Protection & Prevention
Pain medications can temporarily help with workplace injuries, but addressing the root of the problem rather than the symptom often leads to better long-term results. There are many preventative strategies to explore, such as following proper safety protocols and wearing quality gear, but there are other tools available to reduce the likelihood of injury. Regular exercise is one technique and is a fantastic way to strengthen the body, prevent injury and reduce pain. Lifting weights, running, swimming, and stretching are all good exercises to try. Strength training makes muscles more resilient and resistant to injury. It can also make carrying materials on the jobsite easier and decrease the chance of muscle strain. Cardiovascular work, such as running or swimming, improves heart health and physical endurance, and has many other benefits besides injury prevention, such as reducing blood pressure. Daily stretching is another great choice. Stretching improves flexibility, increasing the range of motion and shrinking the chances of a pull or strain.
Apprentices In Action
Many companies are aware of the benefits of regular exercise and take steps to ensure their employees are working to be in better shape.
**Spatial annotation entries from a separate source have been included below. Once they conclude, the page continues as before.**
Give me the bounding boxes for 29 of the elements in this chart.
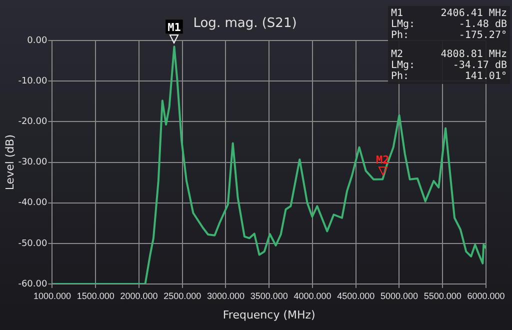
chart-title: Log. mag. (S21) (193, 16, 297, 32)
text: Ph: -175.27° (391, 30, 507, 41)
text: M1 2406.41 MHz (391, 8, 507, 19)
x-tick-label: 2000.000 (120, 290, 158, 301)
annotation: M2 (376, 154, 390, 167)
x-tick-label: 4500.000 (337, 290, 375, 301)
y-tick-label: -40.00 (18, 198, 48, 208)
text: LMg: -34.17 dB (391, 60, 507, 71)
x-tick-label: 1000.000 (33, 290, 71, 301)
text: M2 4808.81 MHz (391, 49, 507, 60)
annotation: M1 (168, 20, 182, 34)
x-tick-label: 1500.000 (76, 290, 114, 301)
text: LMg: -1.48 dB (391, 19, 507, 30)
x-tick-label: 2500.000 (164, 290, 202, 301)
y-axis-title: Level (dB) (3, 134, 16, 190)
y-tick-label: -10.00 (18, 76, 48, 87)
x-tick-label: 3500.000 (250, 290, 288, 301)
y-tick-label: -50.00 (18, 238, 48, 249)
x-tick-label: 5000.000 (380, 290, 418, 301)
y-tick-label: -20.00 (18, 117, 48, 128)
x-axis-title: Frequency (MHz) (222, 308, 316, 322)
y-tick-label: -60.00 (18, 279, 48, 290)
y-tick-label: 0.00 (27, 36, 48, 46)
y-tick-label: -30.00 (18, 158, 48, 168)
x-tick-label: 4000.000 (294, 290, 332, 301)
text: Ph: 141.01° (391, 71, 507, 82)
x-tick-label: 6000.000 (467, 290, 505, 301)
x-tick-label: 3000.000 (206, 290, 244, 301)
x-tick-label: 5500.000 (424, 290, 462, 301)
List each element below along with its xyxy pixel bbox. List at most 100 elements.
Training programs are also looking into these preventative methods. Oregon Tradeswomen is a nonprofit organization that seeks to transform lives by building community and economic independence through empowerment, training, career education, advocacy and leadership development in the skilled trades. They offer a pre-apprenticeship program called the Trades and Apprenticeship Career Class (TACC) aimed at preparing jobseekers for a career in the trades. The program covers typical pre-apprenticeship topics such as safety, math & measurements, and power tool usage, but also has a unique fitness portion. Oregon Tradeswomen partners with Fulcrum Fitness to provide a twice weekly class where the students spend one hour training with a certified fitness instructor. The exercise selection includes band resistance, bodyweight training, cardio, and other forms of exercise. Program participants take a baseline fitness test prior to the start, and, after the 9-week period ends, participants show improvements in baseline health markers. The genesis of this program came from the desire to improve strength & stamina in the women attending, as well as the need to prevent against potential future injuries. The TACC program illustrates the benefits of exercise to both boost endurance & strength for work and help in limiting soreness, tenderness, aches, or discomfort. You can learn more about Oregon Tradeswomen and how they utilize targeted fitness in their TACC program by visiting their website: www.oregontradeswomen.org
Adding a fitness routine to your day will improve your strength and endurance, and keep you on the jobsite and off of the sidelines. A gym membership is great but not necessary! Running, body weight exercises, and at-home yoga are all accessible and free ways to start incorporating exercise. Whatever your budget, schedule, or preference, there are options to start exercising regularly and help reduce the chances of pain or injury.